In the nation's 56 presidential elections to date, including in 2000, there have been four in which a candidate lost the popular vote, but still became president.

In 1824, John Quincy Adams became president even though Andrew Jackson won nearly 40,000 more popular votes. The House of Representatives made the decision after none of the four presidential contenders had enough electoral votes to win.

In 1876, Samuel Tilden won nearly two million more popular votes than Rutherford Hayes, but a congressional commission, deciding along party lines, gave the election to Hayes in the wake of an inquiry into voting irregularities.

In 1888, Benjamin Harrison garnered 93,000 more popular votes than Grover Cleveland, but the Electoral College nevertheless voted in favour in of Cleveland.

And, in 2000, the US Supreme Court ruled 5-4 to end the Florida recount and give all of Florida's 25 electoral votes to George W. Bush, thus delivering him the presidency.

Many regard the Electoral College to be an anachronism and would replace it with a national popular vote.

Keyssar says that the Electoral College makes a mockery of the "one person, one vote" system the country extols. Furthermore, it causes candidates to concentrate primarily on swing states, turning the majority of states into bystanders. (The current swing states are Colorado, Iowa, Florida, North Carolina, Ohio, Michigan, Nevada, Pennsylvania, Virginia, Wisconsin and New Hampshire.)

Keyssar acknowledges that in the case of voter irregularities, a nationwide recount would be a much larger undertaking than in a single state.

But the professor says the current system arguably offers a much larger "inducement to fraud" because altering a few thousand votes in a certain state could change the entire outcome of the election.

For example, had John Kerry won Ohio in the 2004 election, which he nearly did, the Electoral College would have delivered him the presidency, even though incumbent George W. Bush had 3 million more popular votes nationwide.

The Electoral College also has its strong backers in the US, including Tara Ross, a conservative lawyer and author of Enlightened Democracy: The Case for the Electoral College.

Ross says the Electoral College diminishes the potential impact of voter fraud or complications of razor-close outcomes by isolating the problem to smaller geographic units.

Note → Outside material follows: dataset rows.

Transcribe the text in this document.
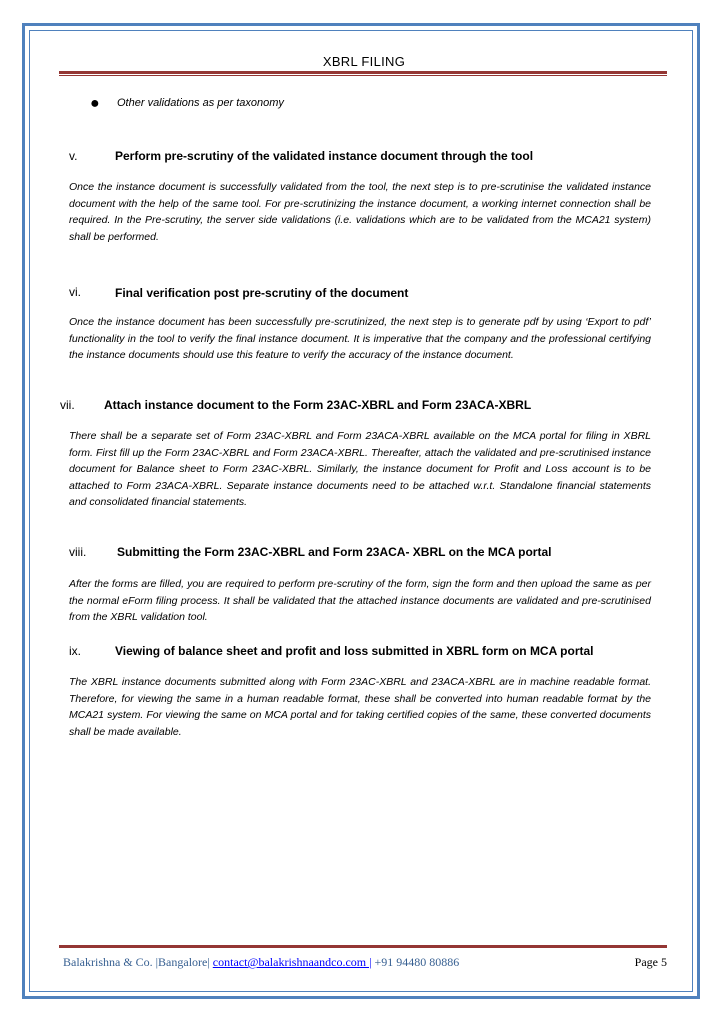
XBRL FILING
● Other validations as per taxonomy
v.	Perform pre-scrutiny of the validated instance document through the tool
Once the instance document is successfully validated from the tool, the next step is to pre-scrutinise the validated instance document with the help of the same tool. For pre-scrutinizing the instance document, a working internet connection shall be required. In the Pre-scrutiny, the server side validations (i.e. validations which are to be validated from the MCA21 system) shall be performed.
vi.	Final verification post pre-scrutiny of the document
Once the instance document has been successfully pre-scrutinized, the next step is to generate pdf by using ‘Export to pdf’ functionality in the tool to verify the final instance document. It is imperative that the company and the professional certifying the instance documents should use this feature to verify the accuracy of the instance document.
vii. Attach instance document to the Form 23AC-XBRL and Form 23ACA-XBRL
There shall be a separate set of Form 23AC-XBRL and Form 23ACA-XBRL available on the MCA portal for filing in XBRL form. First fill up the Form 23AC-XBRL and Form 23ACA-XBRL. Thereafter, attach the validated and pre-scrutinised instance document for Balance sheet to Form 23AC-XBRL. Similarly, the instance document for Profit and Loss account is to be attached to Form 23ACA-XBRL. Separate instance documents need to be attached w.r.t. Standalone financial statements and consolidated financial statements.
viii.	Submitting the Form 23AC-XBRL and Form 23ACA- XBRL on the MCA portal
After the forms are filled, you are required to perform pre-scrutiny of the form, sign the form and then upload the same as per the normal eForm filing process. It shall be validated that the attached instance documents are validated and pre-scrutinised from the XBRL validation tool.
ix.	Viewing of balance sheet and profit and loss submitted in XBRL form on MCA portal
The XBRL instance documents submitted along with Form 23AC-XBRL and 23ACA-XBRL are in machine readable format. Therefore, for viewing the same in a human readable format, these shall be converted into human readable format by the MCA21 system. For viewing the same on MCA portal and for taking certified copies of the same, these converted documents shall be made available.
Balakrishna & Co. |Bangalore| contact@balakrishnaandco.com | +91 94480 80886	Page 5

Anyone trying to manipulate an election has to "steal the right vote at the right place at the right time", she says, whereas with a national public vote, every stolen vote would count.

Ross also refutes the argument that the current system forces candidates to focus only on swing states.

"There is no such thing as a permanently safe district," Ross says, pointing to Virginia and New Hampshire, once Republican strongholds that are up for grabs in the 2012 presidential race between incumbent Barack Obama, a Democrat, and his Republican rival Mitt Romney.

What's more, she says, the current system forces candidates to appeal to a wider variety of voter because there is "not one kind of swing state". Candidates will tailor their campaigns to fit the rules of the game, Ross says, but it's unrealistic to think they would canvas every single corner of the country.

While the idea of "one person, one vote" may "feel good", Ross expects that in a national popular vote system, the candidates would go directly to the large population centres, bypassing even more of the electorate than they do now.